What have we done to eliminate this mentality, to ensure that if a building falls in any country in the world, or a hurricane or an earthquake strikes, help will not be refused on security grounds? That nobody will use the safety of their trapped citizens as an excuse to refuse aid?

That was grounds to cry. We cried. And then we looked at a way to turn it into a laugh, because the other path leads to hate, and hate is never the right answer.

Just how could Spain have helped NYC in the 102 minutes from the first plane hitting and the second tower falling? Even a Concorde couldn’t have gotten your aid there in time.

Not in those, but we were trying to send firemen and search dogs within less than 24 hours and they were rejected.

If a single life more could have been saved, shouldn’t it have been?

They wouldn’t have made any difference.

The US is a pretty big country. Rescue teams from all over the nation were there. Not that they found many people and the site was crawling with workers. They were sending people from NYC who wanted to help home because they had to get them out of the way.

I’m sure Walloon will be here soon to point out the time the last survivor was pulled from the site but additonal teams would not have helped. This wasn’t an earthquake, or tidal wave, where teams can go and search for days and days over a wide area. Your taking offence at your firemen and rescue dogs being ‘refused’ is really misplaced.

I’m fairly ambivalent this morning. There are only 3 “anniversaries” that mean a lot to me - the day we got married and each of the days our sons were born.

But -
The absolute stillness that night, when there was not a plane in the sky, was eerie, yet oddly peaceful, and something I won’t soon forget. I’ve never before seen the sky so empty - even deep in the Rockies. A handful of evil people with box cutters cleared the skies… Amazing.
The shattering of that silence by 2 National Guard F-16’s was comforting. And then the silence returned and I wondered when the last time armed fighters patrolled Colorado airspace like that.

I still don’t think “they” are going to attack Arvada, so I’ve no fear for my family then or now, but we spent a lot of time that week playing with the kids (who were 2 and 5 at the time).

Looking around me today… (warning! political rant to follow)
I despise our politicians. Both sides sicken me and I have greater contempt only for those that would deliberately, and with malice aforethought, kill innocent people. The response to Sept 11 has hurt this country more than the attacks could have. We were so optimistic that first week…

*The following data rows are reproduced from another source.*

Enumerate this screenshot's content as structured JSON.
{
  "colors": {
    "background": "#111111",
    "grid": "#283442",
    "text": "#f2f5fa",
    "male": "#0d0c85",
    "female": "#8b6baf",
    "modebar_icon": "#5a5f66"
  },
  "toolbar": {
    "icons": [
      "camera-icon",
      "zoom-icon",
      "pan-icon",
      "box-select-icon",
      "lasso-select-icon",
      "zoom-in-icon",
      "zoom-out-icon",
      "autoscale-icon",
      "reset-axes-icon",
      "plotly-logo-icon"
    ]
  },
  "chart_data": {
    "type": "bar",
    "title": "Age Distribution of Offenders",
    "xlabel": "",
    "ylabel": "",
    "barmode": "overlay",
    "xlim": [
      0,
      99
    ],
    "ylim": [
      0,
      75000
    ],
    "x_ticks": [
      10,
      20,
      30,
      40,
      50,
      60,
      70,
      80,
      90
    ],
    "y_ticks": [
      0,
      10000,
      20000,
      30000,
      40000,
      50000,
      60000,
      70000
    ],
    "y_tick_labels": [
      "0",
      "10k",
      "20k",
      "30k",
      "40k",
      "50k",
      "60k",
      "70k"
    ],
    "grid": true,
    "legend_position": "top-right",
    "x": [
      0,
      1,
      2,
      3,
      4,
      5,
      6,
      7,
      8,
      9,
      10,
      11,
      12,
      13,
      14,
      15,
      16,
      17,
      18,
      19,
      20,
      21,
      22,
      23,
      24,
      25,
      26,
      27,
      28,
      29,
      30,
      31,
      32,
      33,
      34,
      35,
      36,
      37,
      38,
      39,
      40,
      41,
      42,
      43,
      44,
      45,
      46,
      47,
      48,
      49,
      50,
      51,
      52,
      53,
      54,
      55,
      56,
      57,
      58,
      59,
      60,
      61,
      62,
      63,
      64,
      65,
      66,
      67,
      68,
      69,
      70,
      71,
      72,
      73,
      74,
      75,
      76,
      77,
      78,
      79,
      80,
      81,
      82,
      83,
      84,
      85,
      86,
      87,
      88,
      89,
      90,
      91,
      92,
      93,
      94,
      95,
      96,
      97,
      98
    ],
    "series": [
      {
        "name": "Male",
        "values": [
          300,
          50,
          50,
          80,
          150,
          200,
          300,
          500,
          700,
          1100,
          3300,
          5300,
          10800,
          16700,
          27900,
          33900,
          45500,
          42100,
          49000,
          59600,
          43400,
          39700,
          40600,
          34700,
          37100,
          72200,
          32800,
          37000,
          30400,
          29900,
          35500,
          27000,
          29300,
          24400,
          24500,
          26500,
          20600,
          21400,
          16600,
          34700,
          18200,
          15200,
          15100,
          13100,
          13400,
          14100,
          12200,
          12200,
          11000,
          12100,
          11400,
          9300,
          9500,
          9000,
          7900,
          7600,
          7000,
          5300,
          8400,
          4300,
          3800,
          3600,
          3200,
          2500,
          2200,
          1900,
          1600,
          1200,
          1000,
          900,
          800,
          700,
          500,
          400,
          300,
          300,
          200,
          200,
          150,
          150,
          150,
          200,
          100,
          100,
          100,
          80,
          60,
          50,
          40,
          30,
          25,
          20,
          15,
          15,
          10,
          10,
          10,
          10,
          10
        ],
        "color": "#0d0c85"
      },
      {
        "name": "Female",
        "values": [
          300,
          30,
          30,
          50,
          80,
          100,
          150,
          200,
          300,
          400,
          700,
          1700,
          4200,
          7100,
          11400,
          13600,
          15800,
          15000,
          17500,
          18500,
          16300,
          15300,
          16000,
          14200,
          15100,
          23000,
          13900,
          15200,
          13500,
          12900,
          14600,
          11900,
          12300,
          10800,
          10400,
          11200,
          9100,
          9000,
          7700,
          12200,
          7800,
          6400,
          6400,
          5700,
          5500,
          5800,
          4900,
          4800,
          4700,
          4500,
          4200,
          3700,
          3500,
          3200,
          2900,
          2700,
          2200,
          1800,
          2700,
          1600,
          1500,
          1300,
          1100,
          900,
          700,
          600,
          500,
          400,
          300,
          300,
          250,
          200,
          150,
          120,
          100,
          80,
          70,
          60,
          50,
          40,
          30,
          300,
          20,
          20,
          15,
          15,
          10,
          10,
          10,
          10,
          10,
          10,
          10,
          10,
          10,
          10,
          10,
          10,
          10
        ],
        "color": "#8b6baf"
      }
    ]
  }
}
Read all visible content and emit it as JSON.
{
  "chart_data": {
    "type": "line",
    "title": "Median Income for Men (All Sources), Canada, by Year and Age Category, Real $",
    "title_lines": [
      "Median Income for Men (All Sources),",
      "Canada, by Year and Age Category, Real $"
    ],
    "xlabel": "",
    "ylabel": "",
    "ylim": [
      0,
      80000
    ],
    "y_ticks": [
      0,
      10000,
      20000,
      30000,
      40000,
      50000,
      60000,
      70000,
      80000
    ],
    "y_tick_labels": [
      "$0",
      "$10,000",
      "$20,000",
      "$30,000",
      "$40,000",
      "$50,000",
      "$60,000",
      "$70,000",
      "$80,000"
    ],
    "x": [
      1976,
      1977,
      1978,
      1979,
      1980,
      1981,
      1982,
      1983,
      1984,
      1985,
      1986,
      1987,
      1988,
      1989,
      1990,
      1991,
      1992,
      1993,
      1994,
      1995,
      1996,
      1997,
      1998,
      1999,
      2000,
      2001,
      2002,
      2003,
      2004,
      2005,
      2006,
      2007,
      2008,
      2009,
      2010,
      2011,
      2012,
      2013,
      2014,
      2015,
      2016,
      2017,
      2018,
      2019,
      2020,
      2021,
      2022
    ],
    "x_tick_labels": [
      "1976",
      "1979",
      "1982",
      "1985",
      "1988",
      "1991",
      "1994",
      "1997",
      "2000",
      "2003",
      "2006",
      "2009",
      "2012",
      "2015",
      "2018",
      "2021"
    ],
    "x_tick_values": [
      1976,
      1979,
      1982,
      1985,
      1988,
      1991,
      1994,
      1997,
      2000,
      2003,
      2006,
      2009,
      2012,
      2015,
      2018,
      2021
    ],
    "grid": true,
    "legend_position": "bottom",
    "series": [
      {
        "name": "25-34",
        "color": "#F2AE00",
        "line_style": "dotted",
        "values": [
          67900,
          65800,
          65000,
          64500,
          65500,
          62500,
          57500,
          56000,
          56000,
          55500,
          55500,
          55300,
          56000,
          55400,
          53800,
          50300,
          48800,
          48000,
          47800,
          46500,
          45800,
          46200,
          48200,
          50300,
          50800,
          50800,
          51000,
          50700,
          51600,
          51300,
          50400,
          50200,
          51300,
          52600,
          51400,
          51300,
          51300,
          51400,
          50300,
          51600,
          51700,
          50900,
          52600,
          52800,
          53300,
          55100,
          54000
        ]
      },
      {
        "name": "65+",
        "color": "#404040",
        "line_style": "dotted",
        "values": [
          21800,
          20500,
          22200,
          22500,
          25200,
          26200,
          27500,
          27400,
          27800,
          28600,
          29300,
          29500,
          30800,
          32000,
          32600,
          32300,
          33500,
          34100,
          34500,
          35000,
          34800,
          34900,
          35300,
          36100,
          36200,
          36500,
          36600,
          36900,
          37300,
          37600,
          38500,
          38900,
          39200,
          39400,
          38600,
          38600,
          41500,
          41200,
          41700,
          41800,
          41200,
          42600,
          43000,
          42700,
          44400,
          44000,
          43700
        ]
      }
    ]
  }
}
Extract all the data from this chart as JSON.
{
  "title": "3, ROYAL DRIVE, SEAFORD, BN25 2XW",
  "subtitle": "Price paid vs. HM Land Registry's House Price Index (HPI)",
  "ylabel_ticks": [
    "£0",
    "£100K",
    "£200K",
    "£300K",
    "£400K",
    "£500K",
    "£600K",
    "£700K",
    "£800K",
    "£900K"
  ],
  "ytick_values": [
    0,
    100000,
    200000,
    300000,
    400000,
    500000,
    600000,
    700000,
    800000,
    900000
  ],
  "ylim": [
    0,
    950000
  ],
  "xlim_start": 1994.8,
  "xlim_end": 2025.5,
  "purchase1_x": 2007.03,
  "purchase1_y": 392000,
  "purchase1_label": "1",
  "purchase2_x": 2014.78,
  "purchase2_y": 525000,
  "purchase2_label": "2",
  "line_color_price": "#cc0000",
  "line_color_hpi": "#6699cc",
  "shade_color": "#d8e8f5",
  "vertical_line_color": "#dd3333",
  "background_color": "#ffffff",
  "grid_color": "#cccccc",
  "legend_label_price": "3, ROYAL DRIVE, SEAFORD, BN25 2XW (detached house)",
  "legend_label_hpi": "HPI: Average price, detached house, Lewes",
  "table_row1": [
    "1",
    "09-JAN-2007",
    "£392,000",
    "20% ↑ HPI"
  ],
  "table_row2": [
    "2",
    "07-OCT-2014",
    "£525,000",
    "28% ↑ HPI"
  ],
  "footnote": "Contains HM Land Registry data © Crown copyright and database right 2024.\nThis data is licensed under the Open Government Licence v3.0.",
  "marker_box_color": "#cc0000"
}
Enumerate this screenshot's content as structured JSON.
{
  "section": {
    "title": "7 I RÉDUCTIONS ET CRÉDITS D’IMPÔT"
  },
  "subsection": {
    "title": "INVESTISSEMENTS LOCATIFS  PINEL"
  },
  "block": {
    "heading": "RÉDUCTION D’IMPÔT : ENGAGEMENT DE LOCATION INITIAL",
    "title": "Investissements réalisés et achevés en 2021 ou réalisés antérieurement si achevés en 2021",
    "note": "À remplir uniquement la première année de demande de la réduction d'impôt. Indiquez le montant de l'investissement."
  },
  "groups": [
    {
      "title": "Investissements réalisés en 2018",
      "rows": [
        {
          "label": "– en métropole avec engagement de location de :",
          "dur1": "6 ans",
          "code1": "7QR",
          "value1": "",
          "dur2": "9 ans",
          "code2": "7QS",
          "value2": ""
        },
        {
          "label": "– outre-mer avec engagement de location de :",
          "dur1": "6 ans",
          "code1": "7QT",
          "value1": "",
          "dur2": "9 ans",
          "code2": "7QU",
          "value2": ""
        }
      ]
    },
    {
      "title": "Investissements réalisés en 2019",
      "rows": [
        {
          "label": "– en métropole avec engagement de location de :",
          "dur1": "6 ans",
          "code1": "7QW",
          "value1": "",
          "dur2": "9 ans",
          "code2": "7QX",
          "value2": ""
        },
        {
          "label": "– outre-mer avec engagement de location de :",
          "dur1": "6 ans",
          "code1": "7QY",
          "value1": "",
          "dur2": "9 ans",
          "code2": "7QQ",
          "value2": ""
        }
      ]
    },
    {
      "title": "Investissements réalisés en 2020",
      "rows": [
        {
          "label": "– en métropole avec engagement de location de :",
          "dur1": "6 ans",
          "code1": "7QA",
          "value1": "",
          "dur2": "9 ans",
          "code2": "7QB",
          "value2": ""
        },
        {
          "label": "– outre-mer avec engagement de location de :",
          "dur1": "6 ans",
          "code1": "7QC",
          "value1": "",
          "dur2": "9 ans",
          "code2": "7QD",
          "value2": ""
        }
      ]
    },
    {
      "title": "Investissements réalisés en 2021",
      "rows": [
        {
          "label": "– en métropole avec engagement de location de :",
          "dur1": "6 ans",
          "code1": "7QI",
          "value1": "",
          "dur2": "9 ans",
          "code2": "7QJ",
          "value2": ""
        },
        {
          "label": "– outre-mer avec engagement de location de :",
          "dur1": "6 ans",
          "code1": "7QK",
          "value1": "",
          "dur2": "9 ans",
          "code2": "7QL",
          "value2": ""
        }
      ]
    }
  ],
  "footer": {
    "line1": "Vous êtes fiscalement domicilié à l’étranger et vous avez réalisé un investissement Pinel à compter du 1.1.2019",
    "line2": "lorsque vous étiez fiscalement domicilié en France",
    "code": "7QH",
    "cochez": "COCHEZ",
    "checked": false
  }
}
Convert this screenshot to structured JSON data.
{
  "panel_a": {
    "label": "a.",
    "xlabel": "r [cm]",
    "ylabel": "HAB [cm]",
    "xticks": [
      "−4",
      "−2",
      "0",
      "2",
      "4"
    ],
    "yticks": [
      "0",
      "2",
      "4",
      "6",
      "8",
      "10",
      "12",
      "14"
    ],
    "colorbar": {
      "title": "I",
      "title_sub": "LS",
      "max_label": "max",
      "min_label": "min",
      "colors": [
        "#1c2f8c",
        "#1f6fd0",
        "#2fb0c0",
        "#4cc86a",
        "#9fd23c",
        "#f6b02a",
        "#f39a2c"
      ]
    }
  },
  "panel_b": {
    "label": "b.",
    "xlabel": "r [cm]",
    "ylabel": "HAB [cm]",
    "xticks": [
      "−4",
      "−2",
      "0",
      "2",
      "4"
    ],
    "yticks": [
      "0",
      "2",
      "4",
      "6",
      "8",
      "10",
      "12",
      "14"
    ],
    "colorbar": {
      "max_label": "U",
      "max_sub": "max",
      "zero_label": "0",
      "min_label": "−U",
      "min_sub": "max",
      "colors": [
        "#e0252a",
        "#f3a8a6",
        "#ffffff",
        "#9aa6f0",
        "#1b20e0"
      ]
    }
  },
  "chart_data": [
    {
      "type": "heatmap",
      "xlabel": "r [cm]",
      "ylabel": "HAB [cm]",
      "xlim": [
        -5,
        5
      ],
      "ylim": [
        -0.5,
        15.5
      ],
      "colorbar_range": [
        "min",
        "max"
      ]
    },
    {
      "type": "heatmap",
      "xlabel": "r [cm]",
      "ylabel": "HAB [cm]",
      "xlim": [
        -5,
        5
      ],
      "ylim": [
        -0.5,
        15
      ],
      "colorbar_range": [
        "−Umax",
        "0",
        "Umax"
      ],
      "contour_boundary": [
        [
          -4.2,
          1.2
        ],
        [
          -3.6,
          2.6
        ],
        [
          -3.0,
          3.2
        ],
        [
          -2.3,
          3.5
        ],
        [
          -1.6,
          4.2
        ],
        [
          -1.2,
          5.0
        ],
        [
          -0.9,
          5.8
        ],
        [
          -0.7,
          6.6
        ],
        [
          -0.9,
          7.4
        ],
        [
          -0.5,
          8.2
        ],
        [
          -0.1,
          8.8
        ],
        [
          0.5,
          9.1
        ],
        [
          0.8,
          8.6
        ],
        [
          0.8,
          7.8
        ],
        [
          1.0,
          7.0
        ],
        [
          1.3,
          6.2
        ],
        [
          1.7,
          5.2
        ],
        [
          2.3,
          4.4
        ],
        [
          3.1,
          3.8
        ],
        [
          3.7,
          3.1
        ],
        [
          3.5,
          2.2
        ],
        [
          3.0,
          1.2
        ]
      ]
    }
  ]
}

See, that was not the reason we were given. We were told, not “we have resources, what we need is something else and we’ll let you know as soon as we figure it out.”

We were told our firemen could not fly in because they posed a security risk.

The reasons you guys give make sense. The one we were given, did not. Not any more than when the Russians refused help from certain countries in the Kursk incident because, well, they were from those countries. Or similar politik-vs-need incidents in Latin American quakes.